When I reassembled the machine after messing with the WiFi cards, I had trouble getting the right-hand edge of the palmrest to sit flat. It turns out that the antenna cables taped just underneath had shifted. There’s no hook or plastic to hold them in position; you just have to tape them in the right spot to line up with the channel in the palmrest.
Interestingly, the WLAN LED works with the Intel card, where it didn’t on the Realtek. It is a bit distracting when watching movies in the dark. It can be disabled with the led_mode
parameter to the iwlagn
module.
The 7mm high drive bay (instead of the usual 9mm) could be a problem for some. It doesn’t bother me so much as I use Intel SSDs. With the 80GB MicroSSD option, though, I can see the sense in installing a huge spinning disk and using the 80GB to boot from. Except that there aren’t really any huge 7mm drives. So an SSD is your best bet, both on capacity and performance grounds (the 300 and 600GB G3 models both cost less than my 160GB G2!) The main place where I expect it to bite me is if I have a drive failure and need to buy/install something fast; I can’t just buy a drive from any old computer store, whack it in and restore from backups. I need to have the drive that shipped with the machine.

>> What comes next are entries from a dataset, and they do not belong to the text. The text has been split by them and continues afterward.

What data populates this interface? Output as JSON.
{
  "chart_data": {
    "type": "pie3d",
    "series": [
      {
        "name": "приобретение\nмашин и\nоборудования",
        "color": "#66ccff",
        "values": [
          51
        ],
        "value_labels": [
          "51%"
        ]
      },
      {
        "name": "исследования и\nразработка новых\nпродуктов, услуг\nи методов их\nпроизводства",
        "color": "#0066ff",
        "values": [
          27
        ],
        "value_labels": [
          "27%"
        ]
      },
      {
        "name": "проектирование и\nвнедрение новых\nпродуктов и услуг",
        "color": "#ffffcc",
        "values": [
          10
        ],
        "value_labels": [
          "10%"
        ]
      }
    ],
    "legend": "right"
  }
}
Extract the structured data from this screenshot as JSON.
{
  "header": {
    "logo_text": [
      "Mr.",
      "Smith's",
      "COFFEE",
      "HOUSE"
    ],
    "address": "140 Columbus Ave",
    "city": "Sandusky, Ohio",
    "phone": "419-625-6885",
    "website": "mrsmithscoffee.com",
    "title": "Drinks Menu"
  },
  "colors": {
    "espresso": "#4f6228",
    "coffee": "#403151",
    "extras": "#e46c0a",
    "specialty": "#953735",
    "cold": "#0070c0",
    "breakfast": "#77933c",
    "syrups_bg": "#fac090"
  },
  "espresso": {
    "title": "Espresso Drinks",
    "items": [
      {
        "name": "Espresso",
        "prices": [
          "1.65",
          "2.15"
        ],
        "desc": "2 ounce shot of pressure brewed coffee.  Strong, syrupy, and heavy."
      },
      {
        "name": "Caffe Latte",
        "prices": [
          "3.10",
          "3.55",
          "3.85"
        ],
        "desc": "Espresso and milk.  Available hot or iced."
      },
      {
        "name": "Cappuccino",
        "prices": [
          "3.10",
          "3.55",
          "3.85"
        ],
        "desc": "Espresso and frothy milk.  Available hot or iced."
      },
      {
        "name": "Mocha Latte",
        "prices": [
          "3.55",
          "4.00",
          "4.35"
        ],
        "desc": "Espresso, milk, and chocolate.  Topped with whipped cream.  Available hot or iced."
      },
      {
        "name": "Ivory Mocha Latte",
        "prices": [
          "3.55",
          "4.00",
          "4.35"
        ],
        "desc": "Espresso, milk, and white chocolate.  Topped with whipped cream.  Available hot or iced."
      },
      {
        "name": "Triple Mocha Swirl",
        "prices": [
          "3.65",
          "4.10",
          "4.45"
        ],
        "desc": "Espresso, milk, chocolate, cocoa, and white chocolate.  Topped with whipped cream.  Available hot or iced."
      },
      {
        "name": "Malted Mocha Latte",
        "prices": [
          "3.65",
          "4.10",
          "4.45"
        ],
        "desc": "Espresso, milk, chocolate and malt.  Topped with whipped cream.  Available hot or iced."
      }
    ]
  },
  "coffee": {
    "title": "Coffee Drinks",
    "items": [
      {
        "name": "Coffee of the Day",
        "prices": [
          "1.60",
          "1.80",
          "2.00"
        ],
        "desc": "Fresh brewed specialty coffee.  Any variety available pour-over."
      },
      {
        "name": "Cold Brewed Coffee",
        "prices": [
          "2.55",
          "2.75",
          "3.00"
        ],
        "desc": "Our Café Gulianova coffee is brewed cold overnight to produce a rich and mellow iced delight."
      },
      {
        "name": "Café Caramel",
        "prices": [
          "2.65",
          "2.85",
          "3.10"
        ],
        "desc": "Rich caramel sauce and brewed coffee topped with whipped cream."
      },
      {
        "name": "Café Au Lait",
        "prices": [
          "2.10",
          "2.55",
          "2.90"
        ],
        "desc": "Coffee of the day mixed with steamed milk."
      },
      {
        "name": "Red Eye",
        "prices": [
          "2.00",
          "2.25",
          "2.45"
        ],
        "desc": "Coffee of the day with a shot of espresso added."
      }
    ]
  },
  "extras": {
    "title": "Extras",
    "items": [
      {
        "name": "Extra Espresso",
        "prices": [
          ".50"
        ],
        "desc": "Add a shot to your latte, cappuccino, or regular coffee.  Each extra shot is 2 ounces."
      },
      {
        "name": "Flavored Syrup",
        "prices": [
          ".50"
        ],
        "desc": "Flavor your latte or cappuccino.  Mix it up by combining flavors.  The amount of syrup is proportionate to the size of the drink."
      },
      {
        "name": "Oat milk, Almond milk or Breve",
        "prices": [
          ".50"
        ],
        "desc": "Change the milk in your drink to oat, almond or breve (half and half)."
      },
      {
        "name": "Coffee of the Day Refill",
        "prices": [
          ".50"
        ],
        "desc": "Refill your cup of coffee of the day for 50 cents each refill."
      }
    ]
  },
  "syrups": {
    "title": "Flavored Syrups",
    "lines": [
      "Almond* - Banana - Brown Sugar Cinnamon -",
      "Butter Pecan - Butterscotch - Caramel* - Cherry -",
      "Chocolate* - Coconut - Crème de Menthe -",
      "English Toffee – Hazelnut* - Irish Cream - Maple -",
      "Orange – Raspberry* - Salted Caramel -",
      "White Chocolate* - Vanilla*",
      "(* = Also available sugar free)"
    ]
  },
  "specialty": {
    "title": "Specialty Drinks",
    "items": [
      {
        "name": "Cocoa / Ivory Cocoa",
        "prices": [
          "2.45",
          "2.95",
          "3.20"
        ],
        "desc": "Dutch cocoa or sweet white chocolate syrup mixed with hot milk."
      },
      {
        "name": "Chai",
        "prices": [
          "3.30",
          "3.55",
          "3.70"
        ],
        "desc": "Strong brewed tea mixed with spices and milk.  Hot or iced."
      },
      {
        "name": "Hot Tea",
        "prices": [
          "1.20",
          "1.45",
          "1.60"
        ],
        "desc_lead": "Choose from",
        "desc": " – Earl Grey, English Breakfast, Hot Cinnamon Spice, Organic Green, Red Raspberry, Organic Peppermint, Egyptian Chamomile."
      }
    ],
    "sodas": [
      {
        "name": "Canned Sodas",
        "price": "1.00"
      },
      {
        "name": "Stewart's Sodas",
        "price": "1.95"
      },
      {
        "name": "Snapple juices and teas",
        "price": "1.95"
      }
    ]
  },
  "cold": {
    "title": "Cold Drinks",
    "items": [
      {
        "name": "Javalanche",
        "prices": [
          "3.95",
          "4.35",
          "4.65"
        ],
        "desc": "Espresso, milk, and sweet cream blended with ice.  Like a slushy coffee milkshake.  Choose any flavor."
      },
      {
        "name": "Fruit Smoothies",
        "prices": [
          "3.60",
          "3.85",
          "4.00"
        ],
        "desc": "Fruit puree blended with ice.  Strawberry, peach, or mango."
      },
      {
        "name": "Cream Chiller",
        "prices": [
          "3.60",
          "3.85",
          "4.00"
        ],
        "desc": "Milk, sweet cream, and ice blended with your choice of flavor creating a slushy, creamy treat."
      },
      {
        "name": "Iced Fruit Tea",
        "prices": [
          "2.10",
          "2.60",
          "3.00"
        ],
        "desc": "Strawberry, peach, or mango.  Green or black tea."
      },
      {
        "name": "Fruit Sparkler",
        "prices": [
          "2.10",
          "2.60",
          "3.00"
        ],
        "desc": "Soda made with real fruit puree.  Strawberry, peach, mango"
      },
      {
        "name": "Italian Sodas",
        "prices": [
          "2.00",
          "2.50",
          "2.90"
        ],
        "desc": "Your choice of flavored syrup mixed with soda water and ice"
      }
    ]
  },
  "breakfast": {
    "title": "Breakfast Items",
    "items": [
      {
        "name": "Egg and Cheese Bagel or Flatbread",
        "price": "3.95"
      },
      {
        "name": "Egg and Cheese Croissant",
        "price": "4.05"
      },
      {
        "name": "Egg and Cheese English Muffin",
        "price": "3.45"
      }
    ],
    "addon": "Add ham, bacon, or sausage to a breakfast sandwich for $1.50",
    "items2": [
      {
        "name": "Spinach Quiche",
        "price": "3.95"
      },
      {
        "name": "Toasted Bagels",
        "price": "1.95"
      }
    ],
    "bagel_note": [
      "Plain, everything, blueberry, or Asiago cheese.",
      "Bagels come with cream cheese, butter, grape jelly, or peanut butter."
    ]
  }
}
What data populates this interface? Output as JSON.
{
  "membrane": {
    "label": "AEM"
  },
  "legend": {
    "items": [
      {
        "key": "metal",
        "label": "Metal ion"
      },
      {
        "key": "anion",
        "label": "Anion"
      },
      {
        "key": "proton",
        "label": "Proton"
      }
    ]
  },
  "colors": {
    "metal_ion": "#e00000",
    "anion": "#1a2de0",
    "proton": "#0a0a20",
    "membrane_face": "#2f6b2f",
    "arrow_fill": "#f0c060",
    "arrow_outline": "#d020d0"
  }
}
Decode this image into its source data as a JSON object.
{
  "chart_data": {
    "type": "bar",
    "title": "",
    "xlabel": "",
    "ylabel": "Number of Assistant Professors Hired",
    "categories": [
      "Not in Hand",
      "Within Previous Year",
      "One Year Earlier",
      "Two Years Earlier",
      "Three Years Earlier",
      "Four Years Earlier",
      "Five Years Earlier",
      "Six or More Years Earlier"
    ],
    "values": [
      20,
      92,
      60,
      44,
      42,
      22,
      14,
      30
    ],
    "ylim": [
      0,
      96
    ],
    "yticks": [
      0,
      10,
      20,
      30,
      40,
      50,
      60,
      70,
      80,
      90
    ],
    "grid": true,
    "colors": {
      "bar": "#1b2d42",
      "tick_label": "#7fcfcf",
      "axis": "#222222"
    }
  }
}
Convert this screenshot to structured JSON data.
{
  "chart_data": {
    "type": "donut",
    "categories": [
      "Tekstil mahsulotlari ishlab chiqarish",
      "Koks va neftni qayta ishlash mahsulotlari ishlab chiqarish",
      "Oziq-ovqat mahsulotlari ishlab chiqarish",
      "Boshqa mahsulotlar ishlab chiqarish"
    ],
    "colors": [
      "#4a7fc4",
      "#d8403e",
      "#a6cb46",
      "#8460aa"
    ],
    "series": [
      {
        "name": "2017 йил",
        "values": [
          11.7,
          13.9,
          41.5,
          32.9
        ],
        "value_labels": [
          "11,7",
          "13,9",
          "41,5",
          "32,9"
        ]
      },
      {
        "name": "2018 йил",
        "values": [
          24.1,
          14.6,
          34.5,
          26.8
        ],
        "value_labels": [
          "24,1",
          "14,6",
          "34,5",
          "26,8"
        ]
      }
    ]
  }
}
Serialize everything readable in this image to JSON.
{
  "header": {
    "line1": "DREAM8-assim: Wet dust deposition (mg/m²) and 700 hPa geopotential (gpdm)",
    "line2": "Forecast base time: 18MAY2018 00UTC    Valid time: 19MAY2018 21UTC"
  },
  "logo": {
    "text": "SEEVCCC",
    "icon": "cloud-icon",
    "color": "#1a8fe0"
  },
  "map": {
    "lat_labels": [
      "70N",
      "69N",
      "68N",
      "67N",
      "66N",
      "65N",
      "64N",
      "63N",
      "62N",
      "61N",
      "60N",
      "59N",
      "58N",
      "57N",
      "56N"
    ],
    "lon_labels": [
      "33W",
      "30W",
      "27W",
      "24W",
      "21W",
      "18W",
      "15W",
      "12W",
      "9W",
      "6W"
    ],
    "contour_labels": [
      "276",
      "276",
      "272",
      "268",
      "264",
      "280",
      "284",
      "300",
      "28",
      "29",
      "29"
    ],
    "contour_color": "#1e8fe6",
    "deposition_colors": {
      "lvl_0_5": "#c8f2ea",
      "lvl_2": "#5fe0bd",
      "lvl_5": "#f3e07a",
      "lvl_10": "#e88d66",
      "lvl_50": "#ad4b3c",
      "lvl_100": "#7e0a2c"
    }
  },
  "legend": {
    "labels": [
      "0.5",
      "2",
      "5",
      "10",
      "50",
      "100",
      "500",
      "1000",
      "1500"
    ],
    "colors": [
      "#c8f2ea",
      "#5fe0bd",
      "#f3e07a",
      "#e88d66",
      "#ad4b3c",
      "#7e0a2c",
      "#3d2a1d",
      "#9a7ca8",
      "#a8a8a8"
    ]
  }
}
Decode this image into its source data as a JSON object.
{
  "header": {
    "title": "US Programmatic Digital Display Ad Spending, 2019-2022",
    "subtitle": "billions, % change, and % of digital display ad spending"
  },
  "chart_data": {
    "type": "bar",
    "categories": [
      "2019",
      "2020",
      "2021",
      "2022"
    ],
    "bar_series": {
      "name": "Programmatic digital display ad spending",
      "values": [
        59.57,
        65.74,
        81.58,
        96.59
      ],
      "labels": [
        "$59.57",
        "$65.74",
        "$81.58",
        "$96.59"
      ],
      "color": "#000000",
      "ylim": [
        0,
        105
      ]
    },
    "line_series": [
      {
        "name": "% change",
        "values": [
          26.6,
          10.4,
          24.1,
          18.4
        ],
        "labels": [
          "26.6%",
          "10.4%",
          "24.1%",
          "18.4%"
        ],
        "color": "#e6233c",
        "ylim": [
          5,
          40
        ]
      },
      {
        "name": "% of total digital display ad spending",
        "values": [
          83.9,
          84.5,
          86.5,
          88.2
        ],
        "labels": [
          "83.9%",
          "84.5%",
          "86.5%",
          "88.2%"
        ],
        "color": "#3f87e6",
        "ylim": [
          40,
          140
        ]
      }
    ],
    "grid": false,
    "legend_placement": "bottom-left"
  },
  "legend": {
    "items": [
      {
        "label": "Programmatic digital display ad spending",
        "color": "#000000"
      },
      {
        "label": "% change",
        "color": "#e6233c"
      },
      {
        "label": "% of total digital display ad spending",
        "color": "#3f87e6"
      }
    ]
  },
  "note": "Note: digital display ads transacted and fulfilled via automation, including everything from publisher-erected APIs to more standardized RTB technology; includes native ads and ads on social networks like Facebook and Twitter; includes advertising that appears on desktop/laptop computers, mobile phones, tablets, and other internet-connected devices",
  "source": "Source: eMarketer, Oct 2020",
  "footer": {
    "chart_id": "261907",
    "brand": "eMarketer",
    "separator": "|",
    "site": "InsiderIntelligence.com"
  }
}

To handle this, I installed the shipping drive in an eSATA drive box. I have my root partition (LUKS-encrypted, including /home) set up as a RAID1. When I get to work, I hot-add the external drive to the RAID. It background syncs; when it’s complete, I can (theoretically) remove the drive from the box and plug it directly into my laptop to replace the failed SSD. The external drive is a lot slower than the SSD (due to the drive itself, not the interface) so I use the --write-mostly
parameter to mdadm
. It still slows things down a little, but it’s rarely an issue.